Although Huang is no longer preoccupied with disease, what the works in “Paintings Beyond Yes and No” seem to have in comman is a lake of living subject matter. Works like Untitled, of a blank book with a section cut vertically through its ominous reflection in a mirror, Time, of an hourgalss and its ominous reflection in a mirror, are still lifes so devoid of the life and lustrous details that might animate them that what they seem to invoke is the very concept of eternity itself.

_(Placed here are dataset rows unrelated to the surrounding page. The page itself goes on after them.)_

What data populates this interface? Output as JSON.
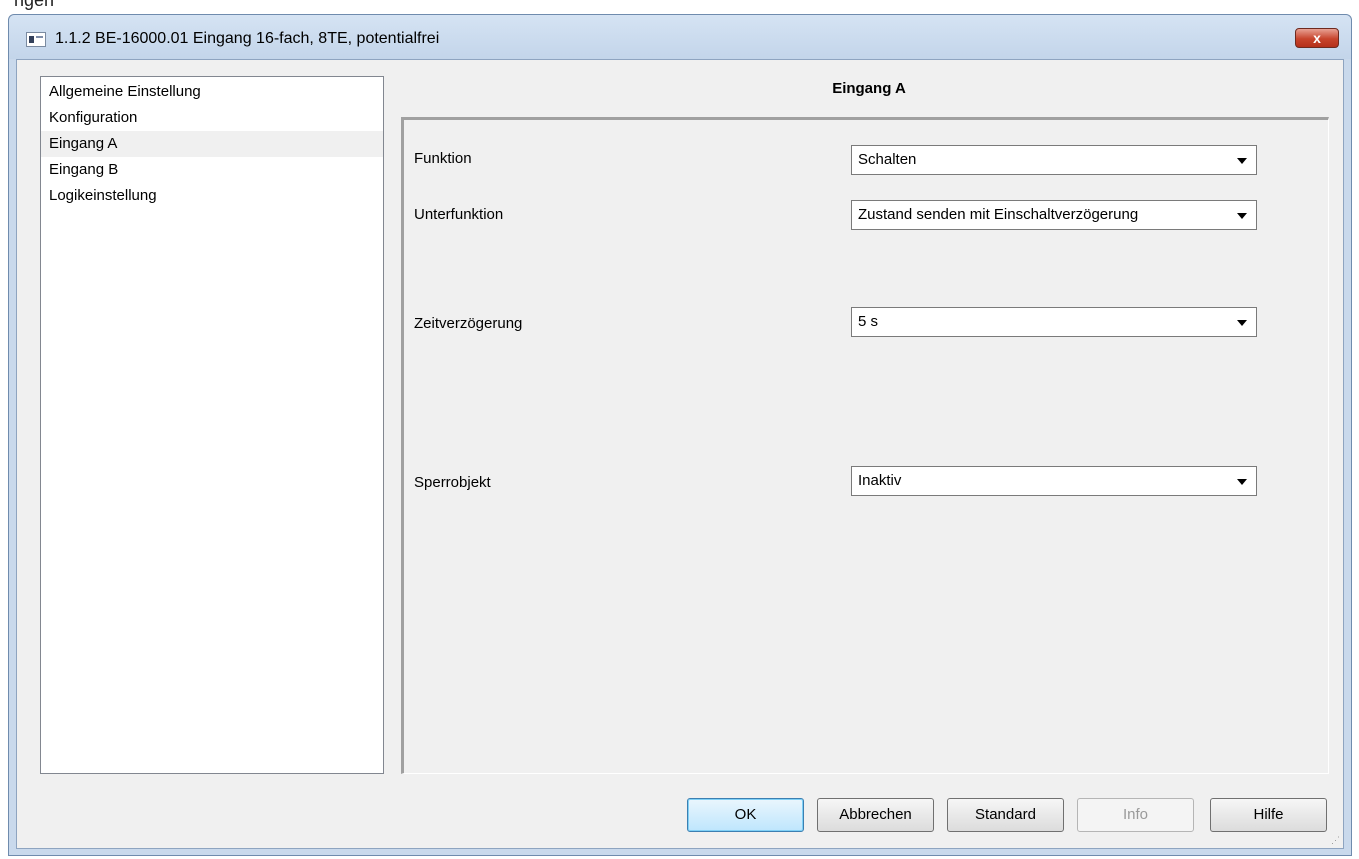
{
  "background": {
    "partial_text": "ngen"
  },
  "window": {
    "title": "1.1.2 BE-16000.01 Eingang 16-fach, 8TE, potentialfrei",
    "close_label": "x"
  },
  "tree": {
    "items": [
      {
        "label": "Allgemeine Einstellung"
      },
      {
        "label": "Konfiguration"
      },
      {
        "label": "Eingang A"
      },
      {
        "label": "Eingang B"
      },
      {
        "label": "Logikeinstellung"
      }
    ],
    "selected": "Eingang A"
  },
  "panel": {
    "title": "Eingang A",
    "fields": [
      {
        "label": "Funktion",
        "value": "Schalten"
      },
      {
        "label": "Unterfunktion",
        "value": "Zustand senden mit Einschaltverzögerung"
      },
      {
        "label": "Zeitverzögerung",
        "value": "5 s"
      },
      {
        "label": "Sperrobjekt",
        "value": "Inaktiv"
      }
    ]
  },
  "buttons": {
    "ok": "OK",
    "cancel": "Abbrechen",
    "standard": "Standard",
    "info": "Info",
    "help": "Hilfe"
  },
  "colors": {
    "window_frame": "#c9d9ec",
    "close_button": "#c7442c",
    "default_button": "#bee6fd"
  }
}
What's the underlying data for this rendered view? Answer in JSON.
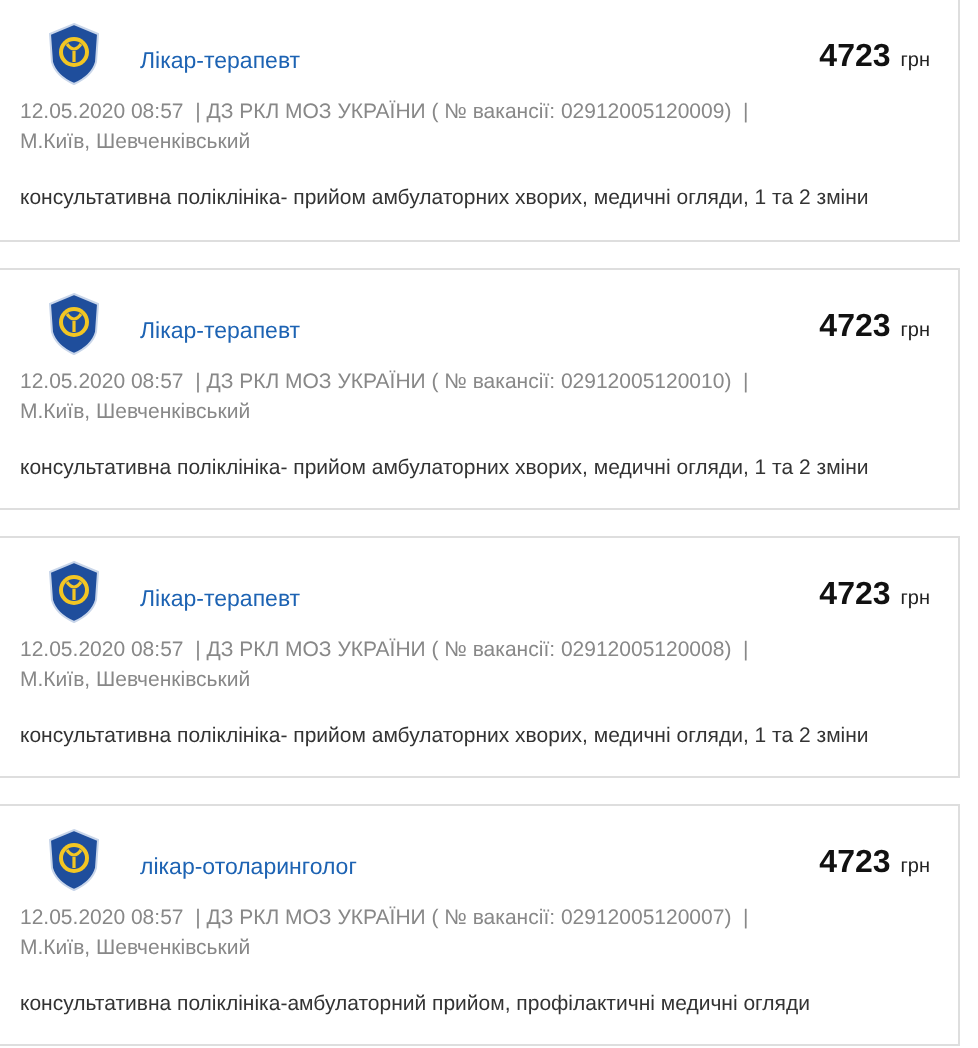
{
  "vacancies": [
    {
      "title": "Лікар-терапевт",
      "salary": "4723",
      "currency": "грн",
      "meta": "12.05.2020 08:57  | ДЗ РКЛ МОЗ УКРАЇНИ ( № вакансії: 02912005120009)  |",
      "location": "М.Київ, Шевченківський",
      "description": "консультативна поліклініка- прийом амбулаторних хворих, медичні огляди, 1 та 2 зміни"
    },
    {
      "title": "Лікар-терапевт",
      "salary": "4723",
      "currency": "грн",
      "meta": "12.05.2020 08:57  | ДЗ РКЛ МОЗ УКРАЇНИ ( № вакансії: 02912005120010)  |",
      "location": "М.Київ, Шевченківський",
      "description": "консультативна поліклініка- прийом амбулаторних хворих, медичні огляди, 1 та 2 зміни"
    },
    {
      "title": "Лікар-терапевт",
      "salary": "4723",
      "currency": "грн",
      "meta": "12.05.2020 08:57  | ДЗ РКЛ МОЗ УКРАЇНИ ( № вакансії: 02912005120008)  |",
      "location": "М.Київ, Шевченківський",
      "description": "консультативна поліклініка- прийом амбулаторних хворих, медичні огляди, 1 та 2 зміни"
    },
    {
      "title": "лікар-отоларинголог",
      "salary": "4723",
      "currency": "грн",
      "meta": "12.05.2020 08:57  | ДЗ РКЛ МОЗ УКРАЇНИ ( № вакансії: 02912005120007)  |",
      "location": "М.Київ, Шевченківський",
      "description": "консультативна поліклініка-амбулаторний прийом, профілактичні медичні огляди"
    }
  ]
}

In fact, the experience of painting and the the experience of disease must be intertwined for Huang, who received his faulty diagnosis just as he began his education in department of oil painting at the Lu Xun Academy of Fine Art, an institution founded by revolutionary radicals that today emphasizes a traditional approach to the fine arts. From “Settle the Life” saw Huang working through painting as pathology, then the theme that has overwhelmingly remained in “Paintings Beyond Yes and No” is death: Wrap is a protrait of a pale woman obscured by white veils that appear simultaneously bridal and funereal. Other portraits echo with the same tones of the sepulchral.
One painting in particular points to possible new directions for Huang beyond that of life threatened and death deferred: in Shepherd, a soft- eyed sheep in the sky looks down onto land beneath. A green sprig grows around this Chagall like sheep, but in the scene below, the pastoral has been replaced by industry, with rows of factories, housing, and roads dividing the brown and yellow earth. It is a vision of life as well as of the changes of modernity, a turn away from the microscopic dramas of the individual and towards a macroscopic view of the society that surrounds Huang. If Shepherd is any indication, one wonders if Huang’s negotiations of death will give way to explorations of life in his next series of work.